Mengapa mereka membuka jilbab? Tak risihkah mereka seperti ini?
Khizril,
yang sedari tadi turut sibuk dengan teman-temannya, menangkap pertanyaan tersirat Warda dengan
nada sumbang, “Kalau jilbab dibawa-bawa di komunitasku, mereka takkan diterima.
Haha.” Betapa nyaringnya tawa Khizril. Betapa sempoyongannya caranya berjalan.
Kini, Warda tahu benar apa yang terjadi. Ini bukan Komunitas Merah, komunitas
terbaik. Ini bukan sarana pembelajaran seni rupa. Warda hanya dijadikan sebagai
kelinci taruhan saja.
Ooh.
Tiba-tiba Warda ingin kabur dari tempat ini. Tak peduli dingin malam yang
menyeringai. Tak peduli jika harus naik truk boks besar sekalipun. Tak peduli
jika dia tak dianggap sebagai adik tingkat lagi oleh kampus. Ia ingat bapak, ia
ingat ibu.
“Hei,
mau kemana kamu?” Khizril menahan langkahnya. “Di sini sajalah dulu. Tunggu
sampai matahari terbit.” Bau alkohol menguar tajam. Warda mencari celah dari
langkah Khizril cepat-cepat.
“Aku
mau pulang saja. Sendirian.”
Khizril
terbahak. “Tidak, tidak. Kau tak bisa. Tak ada yang akan mau mengantarkanmu.”
“Tak
mengapa. Aku bisa naik motor sendiri.” Kini keberanian itu semakin muncul. Kekuatannya
juga. Kekuatan untuk mempertahankan apa yang diyakini Warda sebelumnya. “Aku
mau pulang.” Tegasnya sekali lagi.
Khizril
mengangkat bahu, tak mau tahu. Dari kejauhan Citra dan Mega memanggil-manggil
namanya, turut membawa botol minuman keras itu. Yang lain juga seperti itu.
Warga bergidik. Tak ingin membuang waktu lagi, diacungkannya jempol saat sebuah
mobil bak bermuatan sayur lewat. Ia melompat sekuat tenaga ke dalam mobil bak.
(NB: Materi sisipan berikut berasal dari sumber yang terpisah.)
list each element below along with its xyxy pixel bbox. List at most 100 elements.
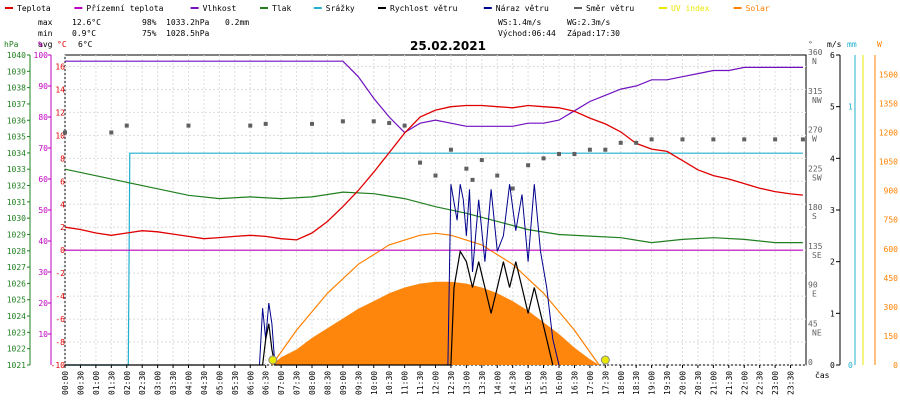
temp-tick-label: -4 [55,292,65,301]
legend-label: Teplota [17,4,51,13]
pressure-line [64,168,803,244]
x-tick-label: 06:30 [262,371,271,395]
x-unit-label: čas [815,370,830,380]
sunrise-info: Východ:06:44 [498,29,556,38]
humidity-tick-label: 10 [38,330,48,339]
direction-compass-label: S [812,212,817,221]
stats-max-press: 1033.2hPa [166,18,210,27]
x-tick-label: 18:30 [632,371,641,395]
x-tick-label: 19:30 [663,371,672,395]
wind-direction-mark [603,147,608,152]
temp-tick-label: -6 [55,315,65,324]
legend-item: Směr větru [574,4,634,13]
humidity-tick-label: 50 [38,206,48,215]
x-tick-label: 03:00 [154,371,163,395]
x-tick-label: 11:00 [401,371,410,395]
solar-tick-label: 1200 [879,129,898,138]
stats-min-label: min [38,29,53,38]
legend-label: Solar [746,4,770,13]
pressure-tick-label: 1029 [7,230,26,239]
x-tick-label: 23:30 [787,371,796,395]
x-tick-label: 10:00 [370,371,379,395]
pressure-tick-label: 1033 [7,165,26,174]
temp-tick-label: -10 [51,361,66,370]
x-tick-label: 09:00 [339,371,348,395]
legend-label: Vlhkost [203,4,237,13]
x-tick-label: 02:00 [123,371,132,395]
stats-max-hum: 98% [142,18,157,27]
x-tick-label: 12:30 [447,371,456,395]
rain-tick-label: 1 [848,103,853,112]
humidity-line [65,60,803,134]
direction-unit-label: ° [808,40,813,49]
direction-compass-label: N [812,57,817,66]
x-tick-label: 05:30 [231,371,240,395]
x-tick-label: 02:30 [138,371,147,395]
wind-direction-mark [680,137,685,142]
legend-item: Solar [733,4,770,13]
stats-max-temp: 12.6°C [72,18,101,27]
x-tick-label: 13:30 [478,371,487,395]
sunset-info: Západ:17:30 [567,29,620,38]
humidity-unit-label: % [38,40,43,49]
x-tick-label: 22:00 [740,371,749,395]
solar-tick-label: 450 [884,274,899,283]
x-tick-label: 14:00 [493,371,502,395]
x-tick-label: 00:30 [76,371,85,395]
wind-gust-line [65,184,560,366]
pressure-tick-label: 1032 [7,182,26,191]
solar-tick-label: 1500 [879,70,898,79]
stats-min-hum: 75% [142,29,157,38]
x-tick-label: 13:00 [462,371,471,395]
wind-tick-label: 5 [830,103,835,112]
pressure-tick-label: 1037 [7,100,26,109]
wind-direction-mark [340,119,345,124]
x-tick-label: 17:00 [586,371,595,395]
x-tick-label: 14:30 [509,371,518,395]
x-tick-label: 12:00 [432,371,441,395]
temp-tick-label: 12 [55,108,65,117]
wind-direction-mark [711,137,716,142]
humidity-tick-label: 100 [34,51,49,60]
x-tick-label: 06:00 [246,371,255,395]
wind-direction-mark [433,173,438,178]
x-tick-label: 05:00 [215,371,224,395]
wind-direction-mark [742,137,747,142]
pressure-tick-label: 1028 [7,247,26,256]
solar-tick-label: 1050 [879,158,898,167]
x-tick-label: 15:30 [540,371,549,395]
wind-direction-mark [618,140,623,145]
sunset-marker [600,355,610,365]
x-tick-label: 23:00 [771,371,780,395]
x-tick-label: 18:00 [617,371,626,395]
x-tick-label: 16:30 [570,371,579,395]
solar-tick-label: 1350 [879,99,898,108]
wind-direction-mark [800,137,805,142]
x-tick-label: 21:30 [725,371,734,395]
direction-tick-label: 180 [808,203,823,212]
pressure-tick-label: 1034 [7,149,26,158]
temp-tick-label: -2 [55,269,65,278]
legend-item: UV index [659,4,710,13]
sunrise-marker [268,355,278,365]
wind-tick-label: 3 [830,206,835,215]
temp-tick-label: 16 [55,62,65,71]
solar-tick-label: 150 [884,332,899,341]
x-tick-label: 17:30 [601,371,610,395]
x-tick-label: 16:00 [555,371,564,395]
legend-item: Přízemní teplota [74,4,164,13]
x-tick-label: 20:00 [679,371,688,395]
wind-direction-mark [587,147,592,152]
wind-direction-mark [470,177,475,182]
temperature-line [64,104,803,241]
x-tick-label: 07:30 [293,371,302,395]
pressure-tick-label: 1025 [7,296,26,305]
solar-tick-label: 750 [884,216,899,225]
x-tick-label: 07:00 [277,371,286,395]
direction-compass-label: SW [812,173,822,182]
legend-label: Přízemní teplota [86,4,163,13]
rain-tick-label: 0 [848,361,853,370]
x-tick-label: 11:30 [416,371,425,395]
wind-direction-mark [109,130,114,135]
wind-direction-mark [773,137,778,142]
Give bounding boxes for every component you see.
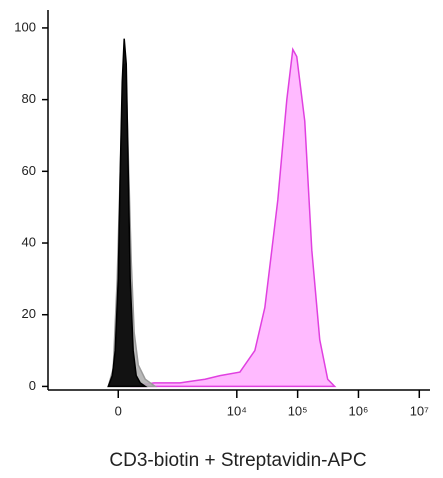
x-tick-label: 10⁶ [349, 403, 369, 418]
x-axis-label: CD3-biotin + Streptavidin-APC [109, 450, 366, 471]
x-tick-label: 10⁵ [288, 403, 308, 418]
y-tick-label: 60 [22, 163, 36, 178]
histogram [107, 38, 148, 388]
y-tick-label: 100 [14, 19, 36, 34]
x-tick-label: 0 [115, 403, 122, 418]
y-tick-label: 0 [29, 378, 36, 393]
y-tick-label: 40 [22, 234, 36, 249]
x-tick-label: 10⁷ [410, 403, 429, 418]
y-tick-label: 20 [22, 306, 36, 321]
histogram [130, 47, 337, 388]
y-tick-label: 80 [22, 91, 36, 106]
x-tick-label: 10⁴ [227, 403, 247, 418]
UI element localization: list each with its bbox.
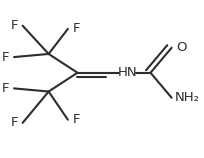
Text: HN: HN (118, 66, 137, 79)
Text: F: F (73, 22, 80, 35)
Text: F: F (10, 116, 18, 129)
Text: NH₂: NH₂ (175, 91, 200, 104)
Text: F: F (73, 113, 80, 126)
Text: F: F (2, 82, 9, 95)
Text: F: F (10, 19, 18, 32)
Text: O: O (176, 41, 187, 54)
Text: F: F (2, 51, 9, 64)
Namun ada sesuatu yang menahannya.
“Mau
kemana kau?” Tangan kasar Mega menarik ujung roknya. Citra melakukan hal yang
sama. Warda mengaduh. Kakinya tercakar. Bagaimana bisa kedua temannya menjadi
seberingas ini? Kedua tangan Warda meraih ujung karung berisi wortel,
membuatnya tubuhnya lebih mudah masuk ke dalam bak mobil. Hap! Berhasil. Ia
berhasil lepas dari amukan kedua gadis itu. Namun mereka terus mengejar sembari
mengeluarkan sebuah belati. Belati tajam yang mengarah ke mata kanannya. “Anak
bau kencur, kau takkan bisa lepas dari komunitas kami!”
*
“Kak,
ayo bangun,” suara khas Tiwi, serak dan basah, memantul-mantul di kamar kos di pagi
yang dingin. “Ayo sholat subuh!”
Warda
terperanjat. Ia merasa terpisah dengan kejadian yang dialaminya barusan.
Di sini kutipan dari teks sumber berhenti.